Even otherwise favorable news coverage echoed these concerns. As Dr. Bryan Reimer, a human factors research scientist at the Massachusetts Institute of Technology told The New York Times:
“One has to ask, is it really appropriate to shop in a car? As vehicles automate more, it is plausible that what is acceptable should change, but we haven’t really come to grips with what is appropriate to do on either a smartphone or using an in-car application while driving.”
Industry Treats Human Factors Research as an Afterthought
As Heather Stoner, General Manager for Realtime Technologies, points out, this example highlights a fundamental flaw in how we approach vehicle design.

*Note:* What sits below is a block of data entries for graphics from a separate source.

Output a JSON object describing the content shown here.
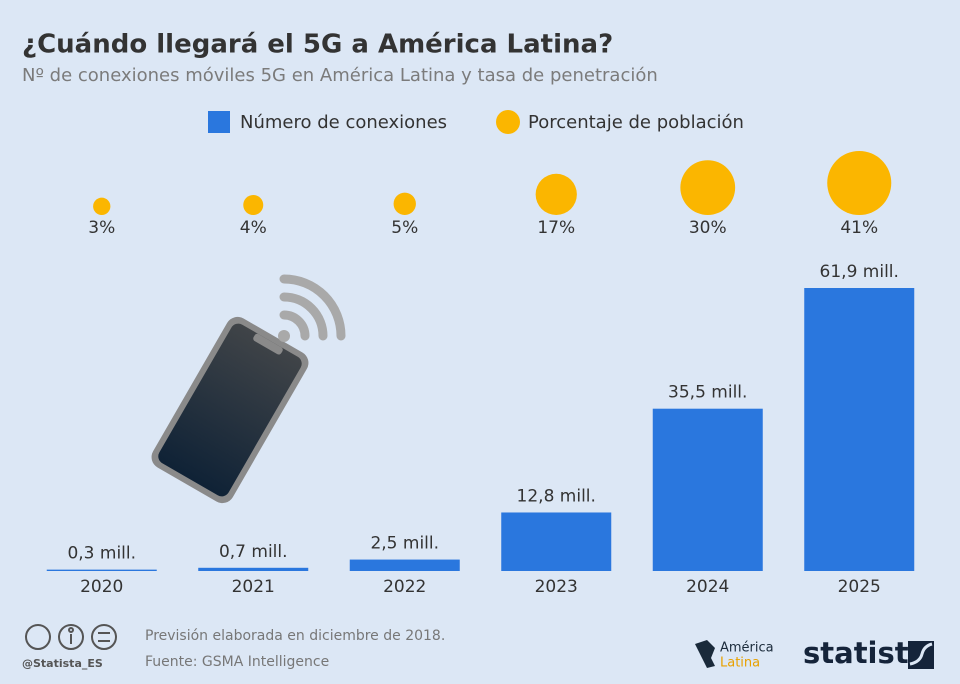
{
  "chart_data": {
    "type": "bar",
    "title": "¿Cuándo llegará el 5G a América Latina?",
    "subtitle": "Nº de conexiones móviles 5G en América Latina y tasa de penetración",
    "categories": [
      "2020",
      "2021",
      "2022",
      "2023",
      "2024",
      "2025"
    ],
    "series": [
      {
        "name": "Número de conexiones",
        "type": "bar",
        "color": "#2a77de",
        "values": [
          0.3,
          0.7,
          2.5,
          12.8,
          35.5,
          61.9
        ],
        "value_labels": [
          "0,3 mill.",
          "0,7 mill.",
          "2,5 mill.",
          "12,8 mill.",
          "35,5 mill.",
          "61,9 mill."
        ]
      },
      {
        "name": "Porcentaje de población",
        "type": "bubble",
        "color": "#fbb600",
        "values": [
          3,
          4,
          5,
          17,
          30,
          41
        ],
        "value_labels": [
          "3%",
          "4%",
          "5%",
          "17%",
          "30%",
          "41%"
        ]
      }
    ],
    "note": "Previsión elaborada en diciembre de 2018.",
    "source": "Fuente: GSMA Intelligence",
    "credit": "@Statista_ES",
    "logos": [
      "América",
      "Latina",
      "statista"
    ]
  }
}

“When they announced that you were going to be ordering your Tim Horton’s from your car,” Stoner notes, “I don’t think they even thought of what the decrement in driving behavior was going to be when you’re trying to order your latte from your nav screen. … Production or marketing or product development get a cool idea, and they don’t consider the human element—because it’s cool and we can do it. They don’t think about how this technology has to interact with the human and, guess what: The human is flawed”
The results are features that are, at best, bewildering to consumers—and enormously frustrating to human factors researchers, designers, and safety experts:
“Often what we see in industry,” Stoner notes, “is the idea goes into production, and then they go back and question if this was a good idea, or even safe. And then they study it and discover oh, wow, this is really bad.”
What’s truly frustrating, though, is how easy it is to get this right—as opposed to taking the time to develop and release a feature that, at best, “solves a problem that didn’t exist.” Simulation technology—Stoner’s specialty—can be used to very quickly test, prototype, and iterate through ideas.
“What should happen is you come up with a concept, you prototype it in simulation, you study the human with it, you refine the prototype, and then you iterate to where there is no decrement in driver behavior, or very little. And then, only then, would it go into production.” It’s a clean—and rapid—process that makes it much more likely that you’ll roll out features that are functional and actually something the buyer wants—and can use safely.